[quote style=”boxed”]I get in very early. With 40 employees the days quickly get packed with meetings, etc. When I come in, I sit down at my desk and try to get at least 3 hours of uninterrupted work done. I am a huge believer in ‘flow’ and if I don’t have the time to get into my head every day and think, I become grumpy. Just ask my wife.[/quote]
Gregg Spiridellis co-founded JibJab with his brother Evan in 1999, back in an era when it was cool to reject lucrative job post-MBA job opportunities to purse dot com glory. Five years later, Gregg and his brother achieved “overnight success” when their election parody of George Bush and John Kerry singing ‘This Land is Your Land’ became a global sensation, leading Peter Jennings to name the brothers ‘People of the Year’.
Since then, Gregg and Evan have established JibJab as a leading innovator in online entertainment, not only for their viral satires, but also for their ecards and personalized entertainment product, Starring You®. Today, JibJab is backed by Polaris Venture Partners, Overbrook Entertainment, Sony Pictures, and 40 artists, technologists and business people work hard to reinvent the way entertainment is created, produced, and distributed in a digital world. Prior to JibJab, Gregg worked for investment banks Goldman Sachs and Bear Stearns and got his MBA from The Wharton School at the University of Pennsylvania.
What are you working on right now?
JibJab is on an invention tear! We are gearing up to launch new brands and new products on new platforms – all while supporting and growing our existing JibJab.com product offering! It’s a fun and exciting time for the company.
What does your typical day look like?
I get in very early. With 40 employees the days quickly get packed with meetings, etc. When I come in, I sit down at my desk and try to get at least 3 hours of uninterrupted work done. I am a huge believer in ‘flow’ and if I don’t have the time to get into my head every day and think, I become grumpy. Just ask my wife.
3 trends that excite you?
Social continues to be a game changer, not only in terms of distribution, but also in terms of the creative storytelling possibilities. Mobile and tablet devices are also very exciting and occupying more and more of my thinking.

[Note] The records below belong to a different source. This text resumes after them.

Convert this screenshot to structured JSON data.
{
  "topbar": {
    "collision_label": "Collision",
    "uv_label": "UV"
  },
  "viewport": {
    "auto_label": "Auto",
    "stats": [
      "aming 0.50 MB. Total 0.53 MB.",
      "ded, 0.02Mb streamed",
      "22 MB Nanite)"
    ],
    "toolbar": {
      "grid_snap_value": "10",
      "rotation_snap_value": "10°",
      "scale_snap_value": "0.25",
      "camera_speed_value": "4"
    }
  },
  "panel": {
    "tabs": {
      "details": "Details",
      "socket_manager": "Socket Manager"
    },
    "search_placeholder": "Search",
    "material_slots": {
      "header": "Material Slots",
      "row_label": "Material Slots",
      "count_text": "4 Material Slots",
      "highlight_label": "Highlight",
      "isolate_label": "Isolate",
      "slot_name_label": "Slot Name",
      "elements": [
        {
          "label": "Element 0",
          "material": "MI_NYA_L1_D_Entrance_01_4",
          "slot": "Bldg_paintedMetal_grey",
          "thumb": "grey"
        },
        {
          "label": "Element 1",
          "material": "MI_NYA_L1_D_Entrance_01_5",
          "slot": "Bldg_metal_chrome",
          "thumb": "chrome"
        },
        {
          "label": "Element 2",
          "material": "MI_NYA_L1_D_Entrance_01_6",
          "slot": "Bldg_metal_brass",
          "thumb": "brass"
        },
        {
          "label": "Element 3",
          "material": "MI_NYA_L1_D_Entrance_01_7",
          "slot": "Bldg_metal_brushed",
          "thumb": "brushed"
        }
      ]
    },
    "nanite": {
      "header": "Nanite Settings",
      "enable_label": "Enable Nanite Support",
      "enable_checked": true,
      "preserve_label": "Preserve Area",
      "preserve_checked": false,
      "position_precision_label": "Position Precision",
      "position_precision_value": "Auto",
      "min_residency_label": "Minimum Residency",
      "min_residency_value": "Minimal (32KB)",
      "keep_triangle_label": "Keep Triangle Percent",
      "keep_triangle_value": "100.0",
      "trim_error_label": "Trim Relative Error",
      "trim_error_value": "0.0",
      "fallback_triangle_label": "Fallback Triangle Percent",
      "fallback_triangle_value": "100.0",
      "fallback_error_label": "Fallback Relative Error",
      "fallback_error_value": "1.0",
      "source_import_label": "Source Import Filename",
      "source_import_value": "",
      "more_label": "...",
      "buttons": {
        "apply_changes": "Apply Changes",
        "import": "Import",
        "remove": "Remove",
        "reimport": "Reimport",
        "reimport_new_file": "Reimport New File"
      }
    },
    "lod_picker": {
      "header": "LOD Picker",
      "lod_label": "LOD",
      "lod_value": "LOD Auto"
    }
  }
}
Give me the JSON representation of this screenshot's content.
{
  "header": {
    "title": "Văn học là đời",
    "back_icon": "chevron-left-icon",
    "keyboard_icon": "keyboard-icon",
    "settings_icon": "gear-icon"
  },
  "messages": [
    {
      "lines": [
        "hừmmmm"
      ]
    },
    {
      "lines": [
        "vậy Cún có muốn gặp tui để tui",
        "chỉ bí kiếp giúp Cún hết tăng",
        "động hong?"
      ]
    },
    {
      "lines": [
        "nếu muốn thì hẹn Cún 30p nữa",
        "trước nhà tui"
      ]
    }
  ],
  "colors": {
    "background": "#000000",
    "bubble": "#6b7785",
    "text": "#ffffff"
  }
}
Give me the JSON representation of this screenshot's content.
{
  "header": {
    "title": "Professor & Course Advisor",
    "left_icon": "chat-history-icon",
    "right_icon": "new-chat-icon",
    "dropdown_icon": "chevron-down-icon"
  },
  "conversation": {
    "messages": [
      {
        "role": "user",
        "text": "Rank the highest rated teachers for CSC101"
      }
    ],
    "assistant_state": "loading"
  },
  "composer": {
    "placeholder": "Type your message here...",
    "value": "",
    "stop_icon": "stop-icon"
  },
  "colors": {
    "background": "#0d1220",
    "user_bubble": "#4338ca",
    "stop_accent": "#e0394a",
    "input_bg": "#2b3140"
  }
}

How do you bring ideas to life?
At the macro level I work very close with my brother to explore which of the millions of ideas that are floating around our heads are worth pursuing. Once we have made a decision to pursue an area, I will usually do very high-level mockups or a write up about the idea and share it with our lead design and technical execs. From there, the ideas morph and get better as team works to develop the concept into a fully realized product. Our team is awesome.
What inspires you?
The people I work with inspire me the most. My brother is a master at his craft of art and animation, has amazing instincts and perspective on so many other aspects of what we do. In addition, his constant drive to keep producing and innovating inspires me everyday. We have great team in place of honest, smart, hungry, passionate and creative people who create and execute opportunities.
What is one mistake you’ve made, and what did you learn from it?
The mistake I have made the most is to overcomplicate concepts. Hone in on the core value proposition and strip everything that does not support it out of your product and execution thinking. Jim Henson used to urge his teammates to KISS (Keep It Simple Stupid). I wish I learned that lesson a lot sooner in my professional life.
What is one business idea that you’re willing to give away to our readers?
High quality food trucks. Now that twitter exists, I think the market is finally ripe for them. What? They exist already? Dang it!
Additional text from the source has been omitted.